• Contributes to fatigue, which is dangerous
• Air-safety protocols need be modernized
BY DAVID GRIZZLE
Despite what the song says, this is seldom the most wonderful time of the year for air travelers. More than 25.3 million people are expected to fly, which is a 3-percent increase over last year.
Think about it. Almost the equivalent of the population of Texas will board a flight sometime over the next few weeks and expect to arrive safely and on time. Many will travel through Miami.
Travelers rarely think about what goes on behind the scenes to make all of those flights happen. That’s because they don’t have to. Air traffic controllers are behind the scenes and hard at work, managing countless flights and weather patterns to keep operations as seamless as possible. The men and women who serve as air traffic controllers do yeoman’s work to keep the skies safe. But the increasing demands of longer shifts and fewer replacements can take a toll.
The Federal Aviation Administration has missed its hiring goals for the past five years, and it is expected that more than 3,000 air controllers will retire in the coming couple of years. The fact that the FAA maintains one of the best safety ratings in the world is attributable, in part, to the dedication of air traffic controllers and agency officials who are committed to doing the job right.
The traffic at the Miami International Airport requires 91 certified air traffic controllers, but it has just 58; the situation at the regional control center, which oversees airspace between Orlando and Puerto Rico, is almost as bad, filling just 205 of the required 267 slots. Staffing shortages and longer shifts directly contribute to fatigue, which is dangerous. Add outdated equipment to the equation, and the situation is soon untenable.
There is a more modern, efficient way to handle air traffic control that will benefit travelers and system employees alike. The FAA should be singularly focused on safety while partnering with a nonprofit operator with an independent board comprising representatives for travelers, carriers, unions, general aviation and government officials.
As it stands, the FAA is currently in charge of overseeing itself — an awkward model at best, a dangerous one at worst — and the agency must split its focus between air traffic control and the safety aspects of civil aviation.
Looking around the world, the London airspace is one of the busiest and most complex air spaces. Transatlantic flights from Europe must contend with the local air traffic from international hubs. Air traffic control is handled by the National Air Traffic Service, a public-private partnership in which the government owns a 49-percent stake in the company.
The NATS model managed 2.2 million flights and 220 million passengers at 14 different airports last year.

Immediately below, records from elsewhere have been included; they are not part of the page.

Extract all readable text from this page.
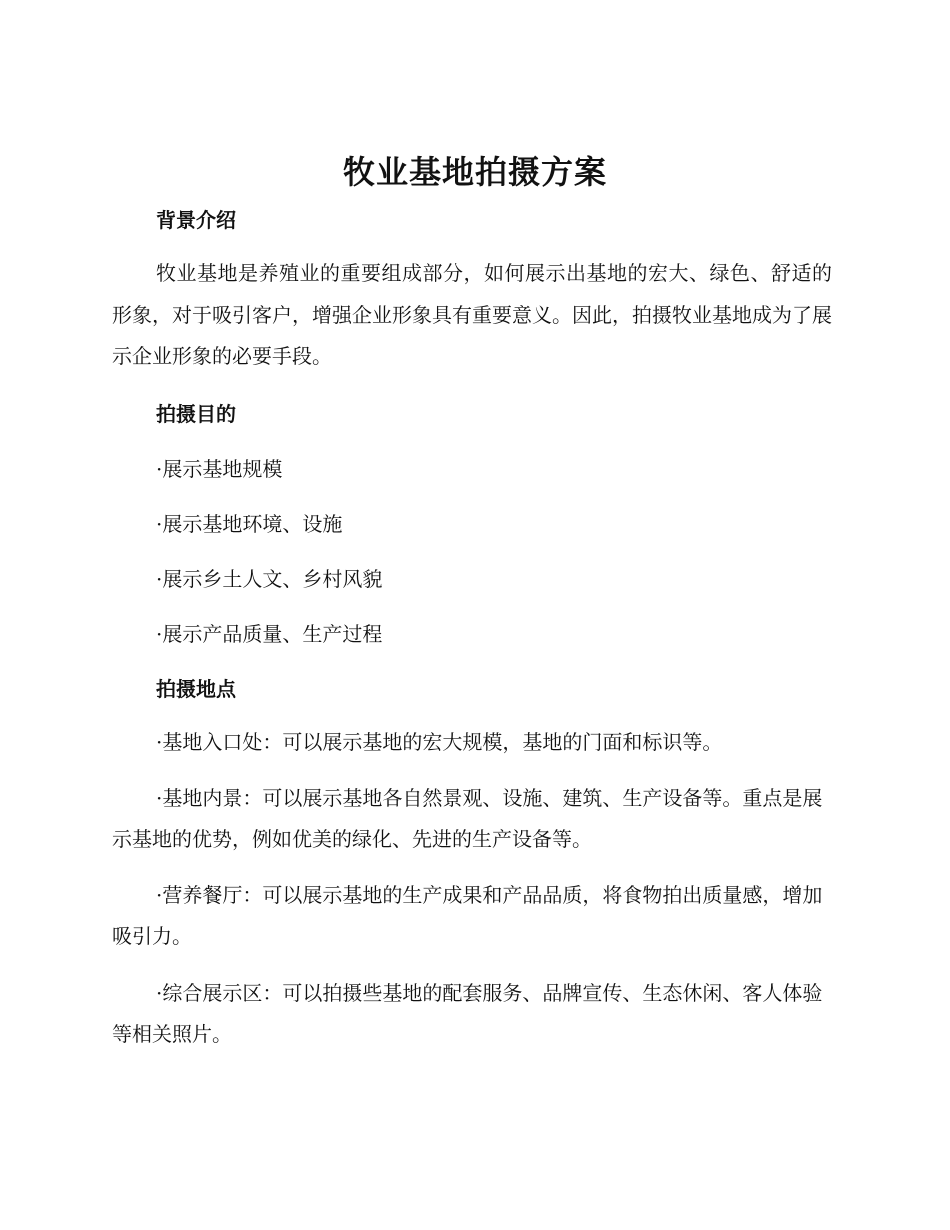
牧业基地拍摄方案
背景介绍

牧业基地是养殖业的重要组成部分，如何展示出基地的宏大、绿色、舒适的形象，对于吸引客户，增强企业形象具有重要意义。因此，拍摄牧业基地成为了展示企业形象的必要手段。

拍摄目的
·展示基地规模
·展示基地环境、设施
·展示乡土人文、乡村风貌
·展示产品质量、生产过程
拍摄地点

·基地入口处：可以展示基地的宏大规模，基地的门面和标识等。

·基地内景：可以展示基地各自然景观、设施、建筑、生产设备等。重点是展示基地的优势，例如优美的绿化、先进的生产设备等。

·营养餐厅：可以展示基地的生产成果和产品品质，将食物拍出质量感，增加吸引力。

·综合展示区：可以拍摄些基地的配套服务、品牌宣传、生态休闲、客人体验等相关照片。
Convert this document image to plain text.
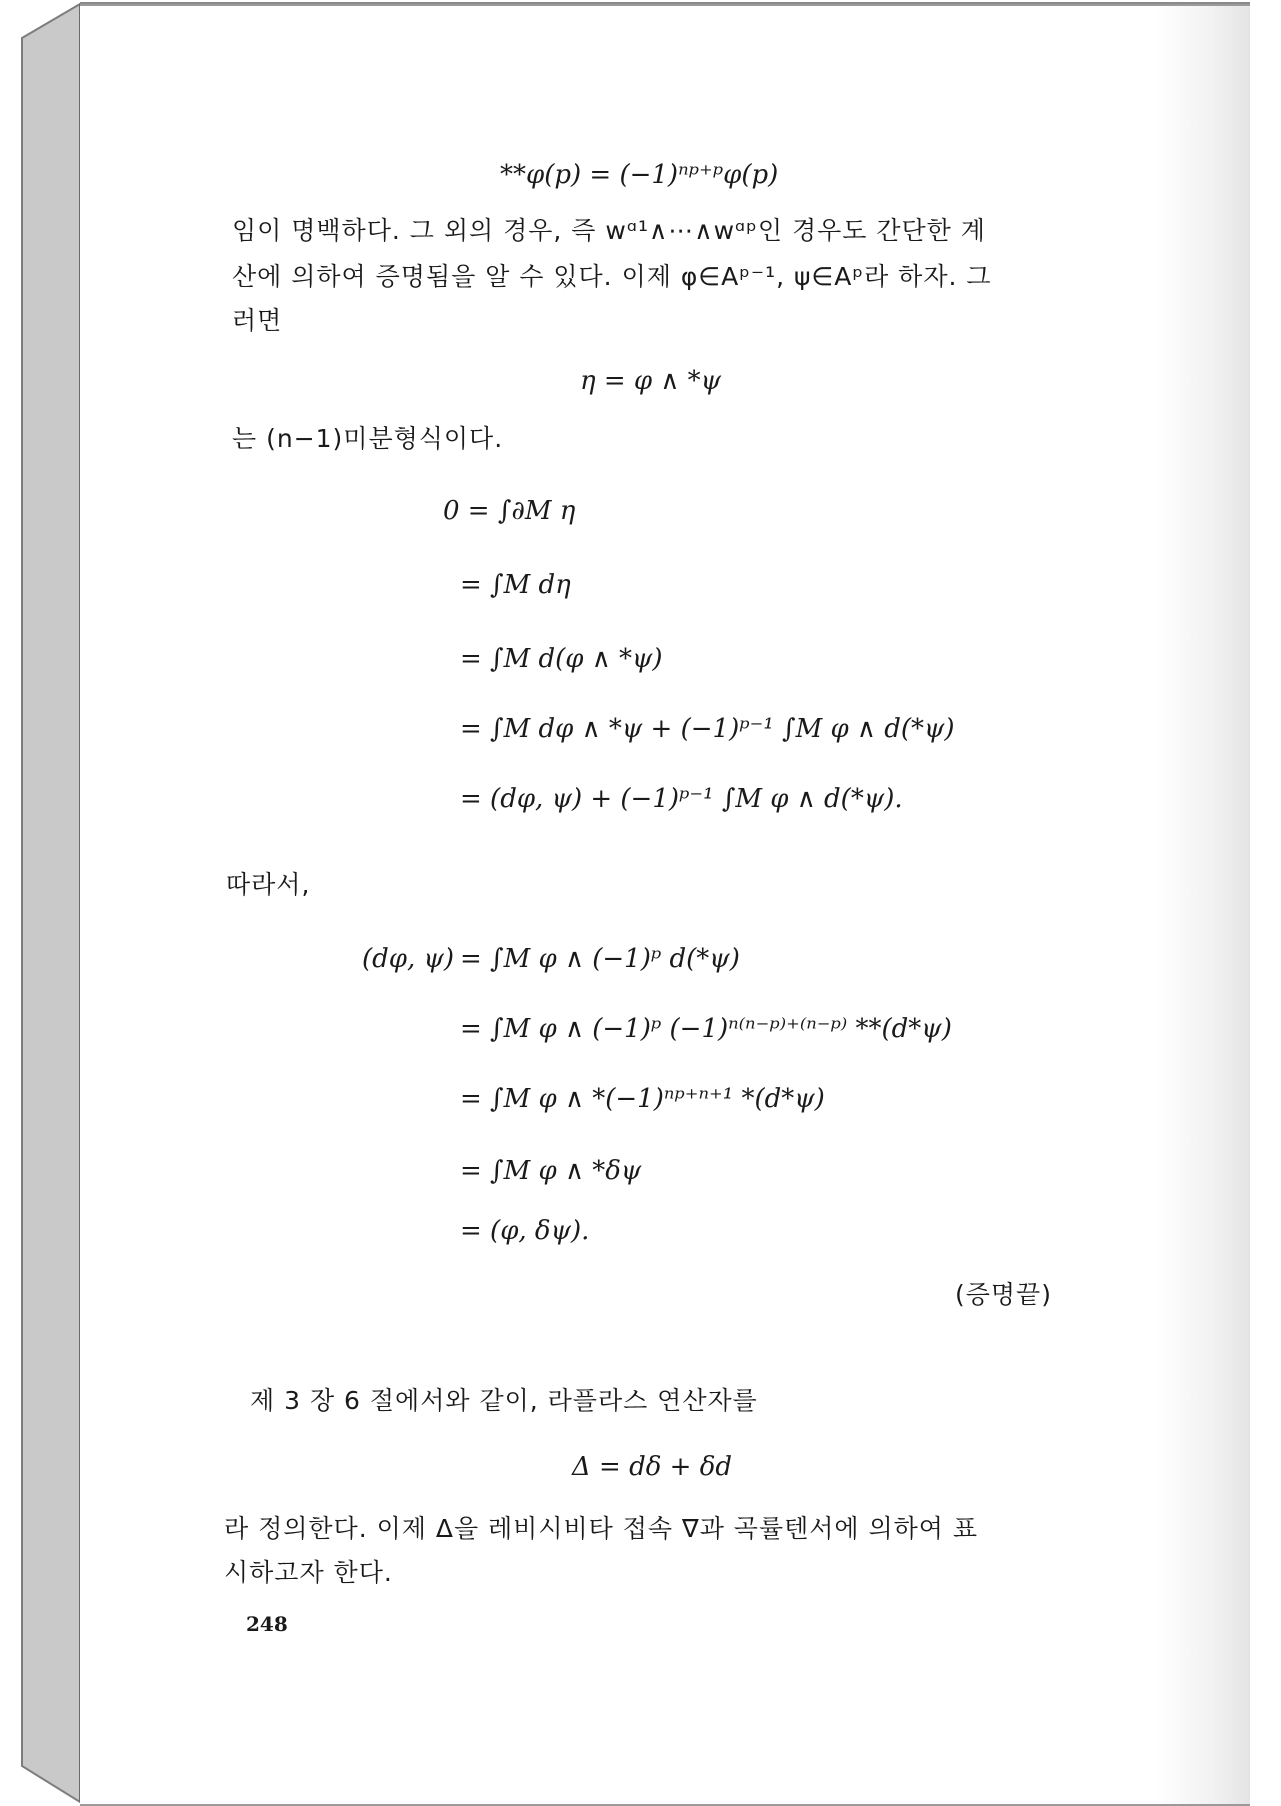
**φ(p) = (−1)ⁿᵖ⁺ᵖφ(p)
임이 명백하다. 그 외의 경우, 즉 wᵅ¹∧⋯∧wᵅᵖ인 경우도 간단한 계
산에 의하여 증명됨을 알 수 있다. 이제 φ∈Aᵖ⁻¹, ψ∈Aᵖ라 하자. 그
러면
η = φ ∧ *ψ
는 (n−1)미분형식이다.
0 = ∫∂M η
= ∫M dη
= ∫M d(φ ∧ *ψ)
= ∫M dφ ∧ *ψ + (−1)ᵖ⁻¹ ∫M φ ∧ d(*ψ)
= (dφ, ψ) + (−1)ᵖ⁻¹ ∫M φ ∧ d(*ψ).
따라서,
(dφ, ψ) = ∫M φ ∧ (−1)ᵖ d(*ψ)
= ∫M φ ∧ (−1)ᵖ (−1)ⁿ⁽ⁿ⁻ᵖ⁾⁺⁽ⁿ⁻ᵖ⁾ **(d*ψ)
= ∫M φ ∧ *(−1)ⁿᵖ⁺ⁿ⁺¹ *(d*ψ)
= ∫M φ ∧ *δψ
= (φ, δψ).
(증명끝)
제 3 장 6 절에서와 같이, 라플라스 연산자를
Δ = dδ + δd
라 정의한다. 이제 Δ을 레비시비타 접속 ∇과 곡률텐서에 의하여 표
시하고자 한다.
248
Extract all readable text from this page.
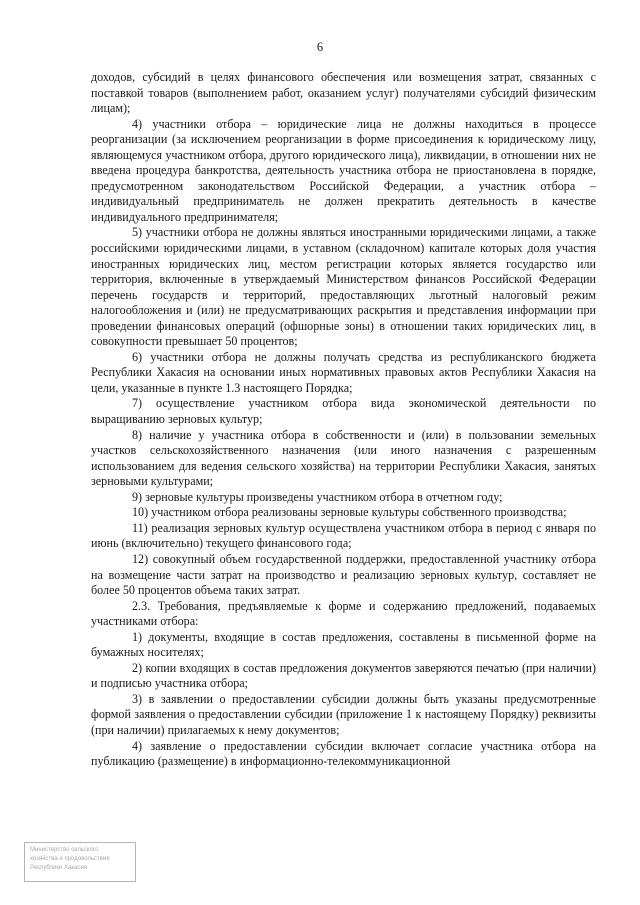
6

доходов, субсидий в целях финансового обеспечения или возмещения затрат, связанных с поставкой товаров (выполнением работ, оказанием услуг) получателями субсидий физическим лицам);

4) участники отбора – юридические лица не должны находиться в процессе реорганизации (за исключением реорганизации в форме присоединения к юридическому лицу, являющемуся участником отбора, другого юридического лица), ликвидации, в отношении них не введена процедура банкротства, деятельность участника отбора не приостановлена в порядке, предусмотренном законодательством Российской Федерации, а участник отбора – индивидуальный предприниматель не должен прекратить деятельность в качестве индивидуального предпринимателя;

5) участники отбора не должны являться иностранными юридическими лицами, а также российскими юридическими лицами, в уставном (складочном) капитале которых доля участия иностранных юридических лиц, местом регистрации которых является государство или территория, включенные в утверждаемый Министерством финансов Российской Федерации перечень государств и территорий, предоставляющих льготный налоговый режим налогообложения и (или) не предусматривающих раскрытия и представления информации при проведении финансовых операций (офшорные зоны) в отношении таких юридических лиц, в совокупности превышает 50 процентов;

6) участники отбора не должны получать средства из республиканского бюджета Республики Хакасия на основании иных нормативных правовых актов Республики Хакасия на цели, указанные в пункте 1.3 настоящего Порядка;

7) осуществление участником отбора вида экономической деятельности по выращиванию зерновых культур;

8) наличие у участника отбора в собственности и (или) в пользовании земельных участков сельскохозяйственного назначения (или иного назначения с разрешенным использованием для ведения сельского хозяйства) на территории Республики Хакасия, занятых зерновыми культурами;

9) зерновые культуры произведены участником отбора в отчетном году;

10) участником отбора реализованы зерновые культуры собственного производства;

11) реализация зерновых культур осуществлена участником отбора в период с января по июнь (включительно) текущего финансового года;

12) совокупный объем государственной поддержки, предоставленной участнику отбора на возмещение части затрат на производство и реализацию зерновых культур, составляет не более 50 процентов объема таких затрат.

2.3. Требования, предъявляемые к форме и содержанию предложений, подаваемых участниками отбора:

1) документы, входящие в состав предложения, составлены в письменной форме на бумажных носителях;

2) копии входящих в состав предложения документов заверяются печатью (при наличии) и подписью участника отбора;

3) в заявлении о предоставлении субсидии должны быть указаны предусмотренные формой заявления о предоставлении субсидии (приложение 1 к настоящему Порядку) реквизиты (при наличии) прилагаемых к нему документов;

4) заявление о предоставлении субсидии включает согласие участника отбора на публикацию (размещение) в информационно-телекоммуникационной

Министерство сельского
хозяйства и продовольствия
Республики Хакасия
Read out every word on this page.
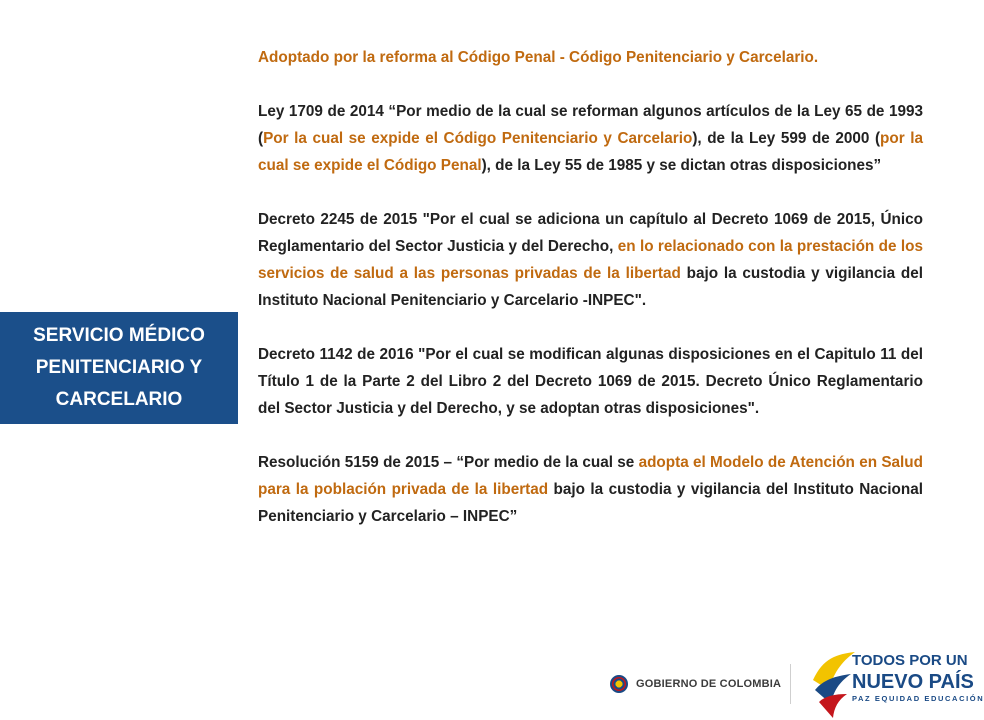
SERVICIO MÉDICO
PENITENCIARIO Y
CARCELARIO

Adoptado por la reforma al Código Penal - Código Penitenciario y Carcelario.

Ley 1709 de 2014 “Por medio de la cual se reforman algunos artículos de la Ley 65 de 1993 (Por la cual se expide el Código Penitenciario y Carcelario), de la Ley 599 de 2000 (por la cual se expide el Código Penal), de la Ley 55 de 1985 y se dictan otras disposiciones”

Decreto 2245 de 2015 "Por el cual se adiciona un capítulo al Decreto 1069 de 2015, Único Reglamentario del Sector Justicia y del Derecho, en lo relacionado con la prestación de los servicios de salud a las personas privadas de la libertad bajo la custodia y vigilancia del Instituto Nacional Penitenciario y Carcelario -INPEC".

Decreto 1142 de 2016 "Por el cual se modifican algunas disposiciones en el Capitulo 11 del Título 1 de la Parte 2 del Libro 2 del Decreto 1069 de 2015. Decreto Único Reglamentario del Sector Justicia y del Derecho, y se adoptan otras disposiciones".

Resolución 5159 de 2015 – “Por medio de la cual se adopta el Modelo de Atención en Salud para la población privada de la libertad bajo la custodia y vigilancia del Instituto Nacional Penitenciario y Carcelario – INPEC”

GOBIERNO DE COLOMBIA
TODOS POR UN
NUEVO PAÍS
PAZ EQUIDAD EDUCACIÓN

Those are astounding numbers but the most impressive of all is that flight delays caused by NATS were just 5.5 seconds last year.
Reforming any government entity is a Herculean task, made all the more challenging by partisan gridlock and the endless bickering between the Congress and the White House. Reforming the FAA to bring about a 21st-century approach to our skies has been one of the casualties. An independent nonprofit organization funded by user fees based on operating costs and exclusively used to improve the air traffic control system would ensure that employees critical to air safety are not subject to capricious federal budget disputes.
The fact that our nation’s air traffic controllers are still using World War II-era technology is absurd. Transforming air traffic control will provide a sharper focus on safety for employees and travelers while ensuring the system can accommodate the inevitable increase in air travel in the years to come.
DAVID GRIZZLE IS A FORMER CHIEF OPERATIONS OFFICER FOR THE FEDERAL AVIATION ADMINISTRATION.